A disseminação de fake news, ou notícias falsas, tem se tornado um desafio significativo em várias esferas da sociedade, incluindo o sistema educacional. A proliferação de informações enganosas e muitas vezes sensacionalistas pode impactar negativamente a formação dos estudantes, prejudicando o pensamento crítico, a compreensão precisa da realidade e a busca por conhecimento confiável. Aqui, vamos discutir um pouco da construção histórica da fake news e como isso pode influenciar na educação das próximas gerações a partir de conceitos neurocientíficos.
A prática de disseminar informações falsas remonta a tempos antigos. Desde a antiguidade, textos e relatos adulterados eram usados para influenciar opiniões e manipular eventos. A imprensa durante os séculos XVI e XVII já testemunhou a disseminação de rumores e boatos infundados, algo que acaba se repetindo nos dias atuais. A influência das fake news no sistema educacional historicamente resultou em equívocos, distorções e narrativas tendenciosas. A educação formal e a transmissão de conhecimento muitas vezes foram prejudicadas por informações incorretas ou deturpadas, dificultando o desenvolvimento de uma compreensão precisa dos eventos históricos e conceitos complexos. A ascensão da era digital trouxe uma nova dimensão à disseminação de fake news. Plataformas online ampliaram o alcance e a velocidade com que informações falsas são compartilhadas e isso afetou a qualidade do nosso conhecimento adquirido e aumentou os desafios enfrentados pela educação. Dessa forma, torna-se essencial compreender como as fake news afetam a percepção, a memória e o pensamento crítico dos indivíduos que se encontram em processo de aprendizagem e desenvolvimento de conceitos cognitivos pessoais e sociais associados ao sistema educacional.
As fake news no sistema educacional podem ter diversos impactos negativos. Elas podem distorcer a compreensão dos estudantes sobre eventos históricos, teorias científicas e conceitos culturais, levando a uma educação baseada em informações incorretas. Além disso, as fake news podem reforçar preconceitos, reduzir a confiança nas fontes de informação legítimas e prejudicar a capacidade dos estudantes de discernir informações verdadeiras das falsas. O cérebro pode tornar fake news em uma verdade absoluta incontestável devido à natureza da memória humana e da forma como processamos informações. A memória é seletiva e pode ser moldada pela repetição, crenças pré-estabelecidas e emoções. Isso significa que tendemos a lembrar mais facilmente informações que confirmam nossas crenças e emoções, e dessa forma a cultura pode está atrelada com esse processo. Trabalhos mostram que as pessoas tendem a acreditar em informações que confirmam suas crenças e emoções, mesmo que essas informações sejam falsas. Isso é conhecido como viés de confirmação e pode levar ao fortalecimento de falsas crenças e ao descarte de informações que as contradizem. Isso pode ser altamente prejudicial no processo de aprendizagem e desenvolvimento intelectual principalmente na fase inicial da educação entre crianças e adolescentes, visto que se encontram em um processo de formação de suas crenças e distinção emocional. É nesse período que ocorre o processo de poda neuronal, mecanismo que seleciona aquelas vias neurais que irão permanecer no nosso cérebro e as que irão ser degradadas, de acordo com as áreas cerebrais mais e menos estimuladas, fazendo com que ao longo do desenvolvimento surja a capacidade de pensar sobre o problema e determinar uma solução, assim como ela consegue distinguir o certo do errado além de atribuir moções a esse contexto. Além disso, é apenas na adolescência que inicia o processo de mielinização do córtex frontal, apenas se completando na vida adulta, fazendo com que durante esse período, o adolescente desenvolva de forma gradativa o pensamento crítico e autocontrole.

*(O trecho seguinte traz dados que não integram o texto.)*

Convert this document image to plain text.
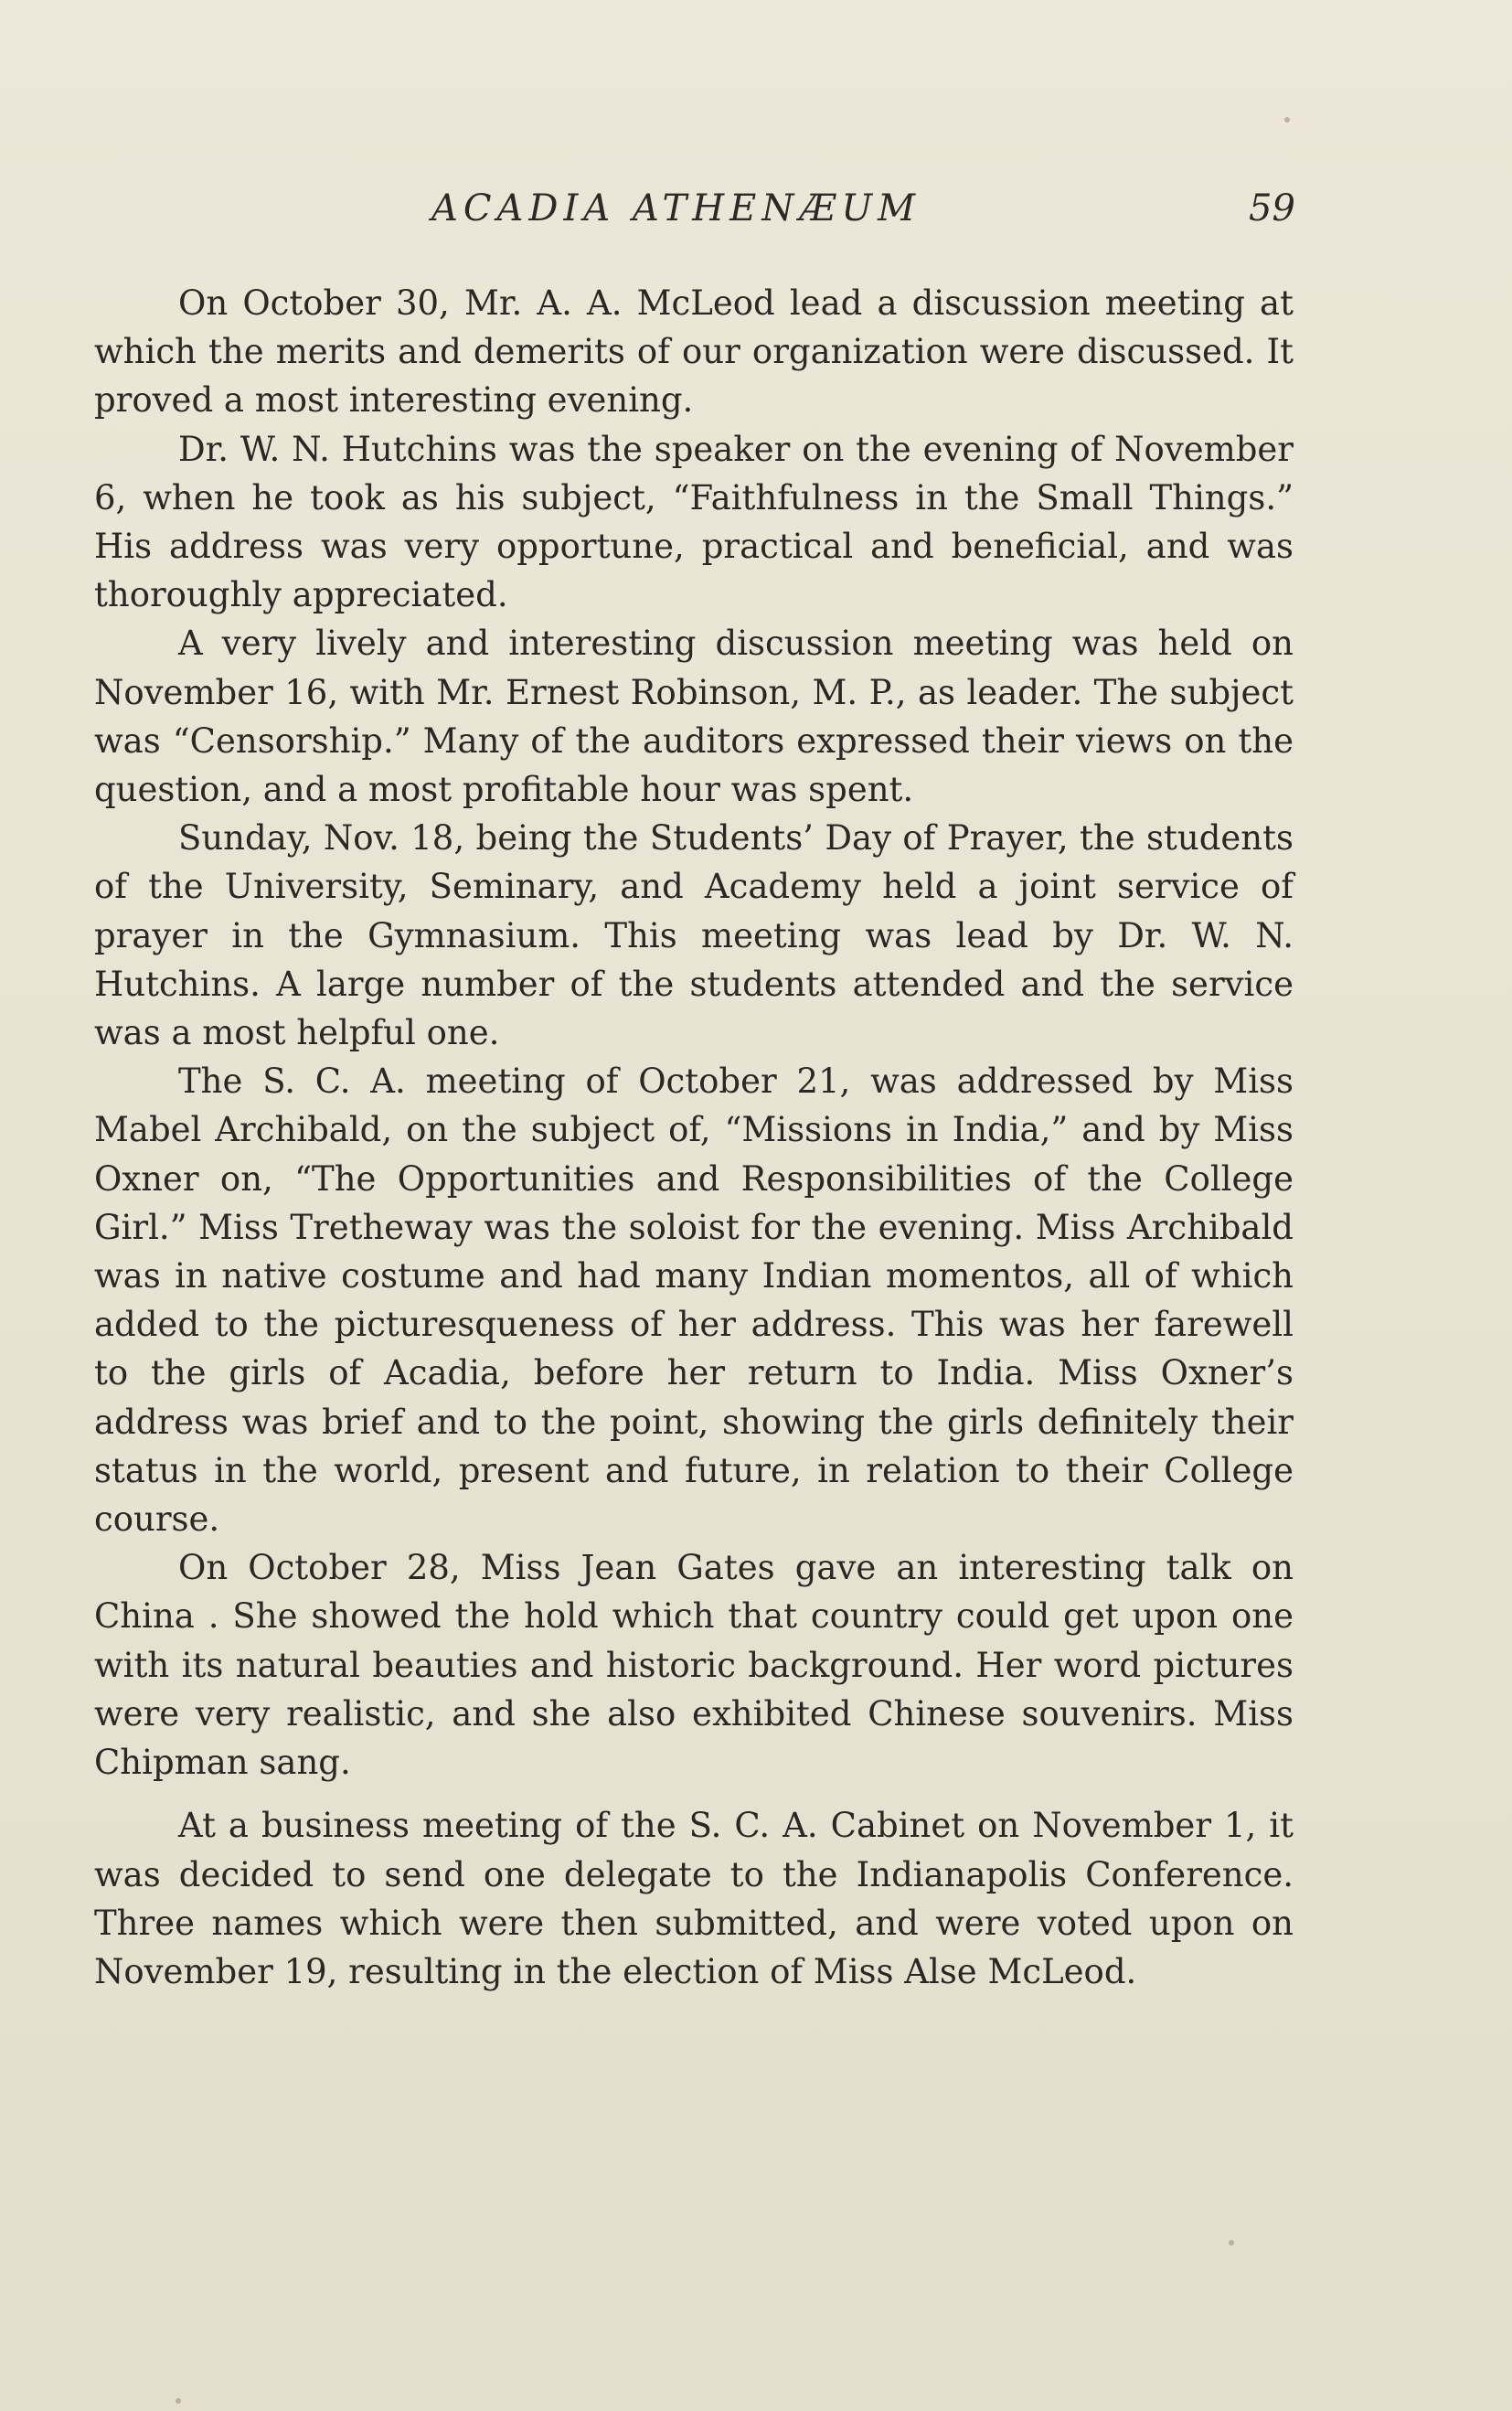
ACADIA ATHENÆUM	59

On October 30, Mr. A. A. McLeod lead a discussion meeting at which the merits and demerits of our organization were discussed. It proved a most interesting evening.

Dr. W. N. Hutchins was the speaker on the evening of November 6, when he took as his subject, “Faithfulness in the Small Things.” His address was very opportune, practical and beneficial, and was thoroughly appreciated.

A very lively and interesting discussion meeting was held on November 16, with Mr. Ernest Robinson, M. P., as leader. The subject was “Censorship.” Many of the auditors expressed their views on the question, and a most profitable hour was spent.

Sunday, Nov. 18, being the Students’ Day of Prayer, the students of the University, Seminary, and Academy held a joint service of prayer in the Gymnasium. This meeting was lead by Dr. W. N. Hutchins. A large number of the students attended and the service was a most helpful one.

The S. C. A. meeting of October 21, was addressed by Miss Mabel Archibald, on the subject of, “Missions in India,” and by Miss Oxner on, “The Opportunities and Responsibilities of the College Girl.” Miss Tretheway was the soloist for the evening. Miss Archibald was in native costume and had many Indian momentos, all of which added to the picturesqueness of her address. This was her farewell to the girls of Acadia, before her return to India. Miss Oxner’s address was brief and to the point, showing the girls definitely their status in the world, present and future, in relation to their College course.

On October 28, Miss Jean Gates gave an interesting talk on China . She showed the hold which that country could get upon one with its natural beauties and historic background. Her word pictures were very realistic, and she also exhibited Chinese souvenirs. Miss Chipman sang.

At a business meeting of the S. C. A. Cabinet on November 1, it was decided to send one delegate to the Indianapolis Conference. Three names which were then submitted, and were voted upon on November 19, resulting in the election of Miss Alse McLeod.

Dessa forma, é imprescindível estudar estratégias que impeçam esse efeito negativo da fake news sobre o processo educacional de crianças e adolescentes. Métodos como incorporação de informações emocionalmente neutras, exposição a diferentes pontos de vista e estímulo a pensamentos críticos podem ajudar a minimizar a influência das emoções na memorização de informações, além de enfraquecer o viés de confirmação, permitindo que os indivíduos considerem essas informações de maneira mais abrangente e crítica antes de aceitá-las como verdade. Assim, por exemplo, é importante realizar trabalhos futuros investigando possíveis alterações da atividade cerebral (EEG/NIRS) nesses contextos.